Marinković again received the fiftieth position on the Progressive Party's list in the 2016 election and was re-elected when the list won a second consecutive majority with 131 seats. He was once again selected as a deputy speaker of the assembly. He met with Belarusian information minister Liliya Ananich in October 2016 and was quoted in the Belarusian media as saying, "Serbia has a warm attitude towards Belarus and President Alexander Lukashenko."

During the 2016–20 parliament, Marinković was a member of the parliamentary committee on the economy, regional development, trade, tourism, and energy; a member of the committee on the rights of the child; a deputy member of the committee on finance, state budget, and control of public spending; the chair of the subcommittee for the reports on audits conducted by the state audit institution; the leader of Serbia's parliamentary friendship groups with Guatemala, Iraq, Israel, Pakistan, and the Sovereign Military Order of Malta; and a member of the parliamentary friendship groups with South Korea, Ukraine, and the United States of America.

Marinković left the SDPS and joined the Progressive Party when the 2020 Serbian parliamentary election was called. He appeared in the forty-ninth position on Progressive-led Aleksandar Vučić — For Our Children list in the 2020 parliamentary election and was elected to a fourth term when the list won a landslide majority with 188 mandates.

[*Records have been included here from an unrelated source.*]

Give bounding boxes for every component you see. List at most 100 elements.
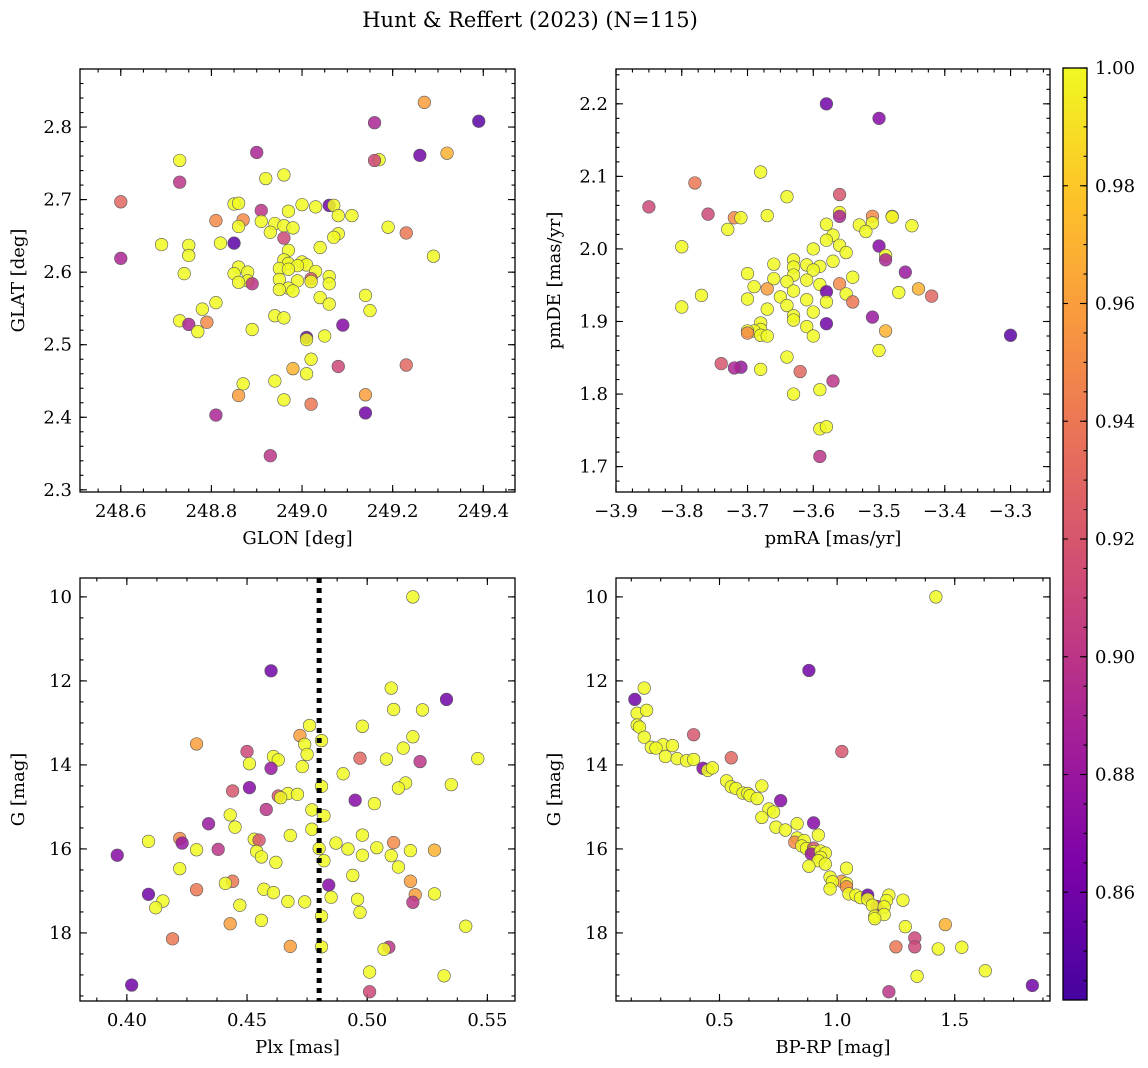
y-tick-label: 10 bbox=[49, 587, 72, 608]
data-point bbox=[355, 828, 369, 842]
points bbox=[642, 97, 1018, 464]
data-point bbox=[721, 222, 735, 236]
data-point bbox=[189, 883, 204, 897]
y-tick-label: 2.5 bbox=[43, 335, 72, 356]
data-point bbox=[472, 114, 486, 128]
x-axis-label: BP-RP [mag] bbox=[775, 1037, 890, 1058]
data-point bbox=[417, 95, 431, 109]
y-tick-label: 14 bbox=[49, 755, 72, 776]
data-point bbox=[358, 388, 373, 402]
y-tick-label: 16 bbox=[585, 839, 608, 860]
data-point bbox=[637, 730, 651, 744]
y-tick-label: 2.6 bbox=[43, 262, 72, 283]
data-point bbox=[427, 843, 442, 857]
data-point bbox=[165, 932, 180, 946]
data-point bbox=[687, 728, 701, 742]
data-point bbox=[879, 324, 893, 338]
data-point bbox=[800, 319, 814, 334]
data-point bbox=[189, 843, 204, 857]
data-point bbox=[114, 251, 128, 265]
data-point bbox=[403, 844, 418, 858]
data-point bbox=[406, 590, 420, 604]
data-point bbox=[786, 284, 801, 298]
data-point bbox=[269, 855, 283, 869]
y-tick-label: 12 bbox=[49, 671, 72, 692]
data-point bbox=[254, 850, 269, 864]
data-point bbox=[826, 374, 840, 388]
plot-frame bbox=[79, 68, 516, 493]
y-tick-label: 2.8 bbox=[43, 117, 72, 138]
data-point bbox=[780, 190, 794, 204]
data-point bbox=[358, 406, 373, 420]
data-point bbox=[839, 245, 853, 260]
data-point bbox=[879, 253, 893, 267]
data-point bbox=[336, 767, 350, 781]
data-point bbox=[415, 703, 430, 717]
data-point bbox=[350, 892, 365, 906]
x-tick-label: −3.7 bbox=[726, 501, 770, 522]
data-point bbox=[223, 917, 237, 931]
data-point bbox=[336, 318, 350, 332]
data-point bbox=[780, 274, 794, 289]
data-point bbox=[331, 208, 345, 223]
data-point bbox=[305, 803, 319, 817]
colorbar-tick-label: 0.96 bbox=[1095, 294, 1135, 315]
y-tick-label: 2.7 bbox=[43, 190, 72, 211]
data-point bbox=[226, 784, 240, 798]
data-point bbox=[806, 816, 821, 830]
data-point bbox=[694, 288, 709, 302]
data-point bbox=[231, 196, 246, 210]
data-point bbox=[313, 290, 327, 305]
data-point bbox=[786, 387, 801, 401]
data-point bbox=[264, 664, 278, 678]
data-point bbox=[149, 901, 163, 915]
data-point bbox=[353, 751, 367, 765]
data-point bbox=[832, 209, 847, 223]
data-point bbox=[642, 200, 656, 214]
data-point bbox=[846, 270, 860, 284]
data-point bbox=[892, 285, 906, 300]
data-point bbox=[628, 692, 642, 706]
colorbar: 0.86 0.88 0.90 0.92 0.94 0.96 0.98 1.00 bbox=[1062, 58, 1135, 1001]
data-point bbox=[227, 236, 241, 250]
data-point bbox=[675, 240, 689, 254]
data-point bbox=[286, 284, 300, 298]
data-point bbox=[223, 808, 237, 822]
data-point bbox=[391, 781, 406, 795]
data-point bbox=[200, 315, 214, 329]
data-point bbox=[195, 302, 209, 316]
data-point bbox=[298, 895, 312, 909]
data-point bbox=[362, 985, 377, 999]
x-tick-label: −3.8 bbox=[660, 501, 704, 522]
data-point bbox=[242, 757, 257, 771]
data-point bbox=[734, 211, 748, 225]
y-axis-label: GLAT [deg] bbox=[8, 229, 29, 333]
data-point bbox=[252, 833, 266, 847]
data-point bbox=[459, 919, 473, 933]
data-point bbox=[286, 221, 300, 235]
panel-bottom-right: 0.5 1.0 1.5 10 12 14 16 18 BP-RP [mag] G [mag] bbox=[544, 577, 1051, 1058]
plot-frame bbox=[79, 577, 516, 1002]
x-tick-label: 1.0 bbox=[823, 1010, 852, 1031]
plot-frame bbox=[615, 68, 1051, 493]
data-point bbox=[750, 791, 764, 806]
data-point bbox=[295, 198, 309, 212]
y-tick-label: 2.0 bbox=[579, 239, 608, 260]
data-point bbox=[209, 296, 223, 310]
panel-top-left: 248.6 248.8 249.0 249.2 249.4 2.3 2.4 2.5 2.6 2.7… bbox=[8, 68, 516, 549]
data-point bbox=[929, 590, 943, 604]
data-point bbox=[367, 116, 382, 130]
colorbar-tick-label: 0.94 bbox=[1095, 411, 1135, 432]
data-point bbox=[754, 165, 768, 179]
data-point bbox=[309, 200, 323, 214]
data-point bbox=[355, 719, 369, 733]
colorbar-gradient bbox=[1063, 68, 1087, 1000]
data-point bbox=[437, 969, 451, 983]
data-point bbox=[806, 329, 820, 343]
data-point bbox=[259, 171, 273, 186]
data-point bbox=[277, 168, 291, 182]
data-point bbox=[268, 374, 282, 388]
data-point bbox=[245, 277, 259, 291]
data-point bbox=[740, 292, 755, 306]
data-point bbox=[233, 898, 247, 912]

There were rumours that Marinković would be selected as speaker of the assembly after the 2020 election, but this did not occur. He is now a full member of the finance committee, a member of the European Union–Serbia stabilization and association committee, and a member of the subcommittee for the consideration of reports of audits conducted by the state audit institution, and he continues to lead Serbia's parliamentary friendship groups with Israel and the Sovereign Order of Malta.

In August 2020, Marinković was a participant in the American 2020 Democratic National Convention, which was held online due to the COVID-19 pandemic. He participated in panels on American foreign policy and the role of cyber security in the fight against terrorism.

Marinković has also been a member of the informal parliamentary green group. In 2014, he invited American companies to invest in Serbia's energy sector, particularly in the field of renewable energy resources.